Apart from straightforward displays in the museum, there is a shell classification wheel which helps you identify Florida shells by the turn of a wheel, a magnificent shell art form called Sailors’ Valentine which was developed in the early 19th century by women in Barbados and other Caribbean areas for sailors to take home to their loved ones and a display which also shows how shells have influenced shapes and proportions in architectural design. It is a children’s treasure trove, for, there are school collection kits and a children’s lab with hands-on displays and a live tank where kids have an opportunity to become familiar with creatures they do not normally encounter. There was a school group when we went and the wonder on their faces as they moved from exhibit to exhibit, pointing, oohing and aahing, was a revelation.

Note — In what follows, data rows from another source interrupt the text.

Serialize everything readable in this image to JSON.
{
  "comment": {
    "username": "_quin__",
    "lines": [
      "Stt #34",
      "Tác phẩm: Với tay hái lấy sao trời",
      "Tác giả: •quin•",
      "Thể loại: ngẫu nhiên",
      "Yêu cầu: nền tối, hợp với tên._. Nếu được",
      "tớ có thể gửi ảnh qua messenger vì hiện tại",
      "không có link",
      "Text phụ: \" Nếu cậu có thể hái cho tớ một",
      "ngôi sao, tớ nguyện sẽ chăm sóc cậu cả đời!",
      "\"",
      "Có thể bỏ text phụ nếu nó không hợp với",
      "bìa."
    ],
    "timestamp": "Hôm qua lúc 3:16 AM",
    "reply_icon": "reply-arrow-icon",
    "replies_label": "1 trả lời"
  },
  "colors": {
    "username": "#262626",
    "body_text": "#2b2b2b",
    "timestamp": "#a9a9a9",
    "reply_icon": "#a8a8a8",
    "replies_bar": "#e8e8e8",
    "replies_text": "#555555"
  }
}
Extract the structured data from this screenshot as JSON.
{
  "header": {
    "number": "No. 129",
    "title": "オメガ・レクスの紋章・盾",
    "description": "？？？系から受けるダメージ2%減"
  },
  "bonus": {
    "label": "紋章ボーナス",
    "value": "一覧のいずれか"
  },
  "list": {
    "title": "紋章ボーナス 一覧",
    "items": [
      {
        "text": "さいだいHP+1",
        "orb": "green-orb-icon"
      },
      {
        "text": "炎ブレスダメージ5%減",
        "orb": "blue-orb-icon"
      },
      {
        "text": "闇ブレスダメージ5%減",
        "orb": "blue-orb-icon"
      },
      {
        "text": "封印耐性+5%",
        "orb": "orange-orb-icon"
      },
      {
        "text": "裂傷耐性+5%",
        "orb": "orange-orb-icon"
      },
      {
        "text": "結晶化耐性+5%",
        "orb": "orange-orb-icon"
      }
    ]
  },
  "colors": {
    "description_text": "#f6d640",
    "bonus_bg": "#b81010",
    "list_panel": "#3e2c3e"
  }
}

An informative video satisfied my curiosity about an object I had seen in the house we had rented. It stood on a small glass table, and looked like a stiff, sloughed-off snake skin. I found out that it was a whelk egg case. The eggs are laid in protective, flat, rounded egg capsules joined to form a paper-like chain of egg cases and are called a “Mermaid’s Necklace”. After laying the eggs the female will bury one end in the sand, thus providing an anchor for the developing eggs. Each egg capsule contains 1-99 eggs and most strings have about 40-160 capsules. A staggering number, but necessary given their precarious vulnerability to predators and environmental dangers. And so that mystery was solved.

Fragile beauty

Some of us went for a walk along the beach at sunset on the last evening of our stay. We adopted the famous “Sanibel Stoop”, the posture that characterises most shell collectors! The sun was setting, a fiery red ball on the horizon, dyeing the waters with a spectrum of reds and golds. Sandpipers scurried along, taunting the waves and then retreating with the peculiar walk which is neither a run nor a walk. Hundreds of shells littered the sands, a feast for the collector. I preferred to let them lie there, their bare beauty so evanescent, fragile and perfect.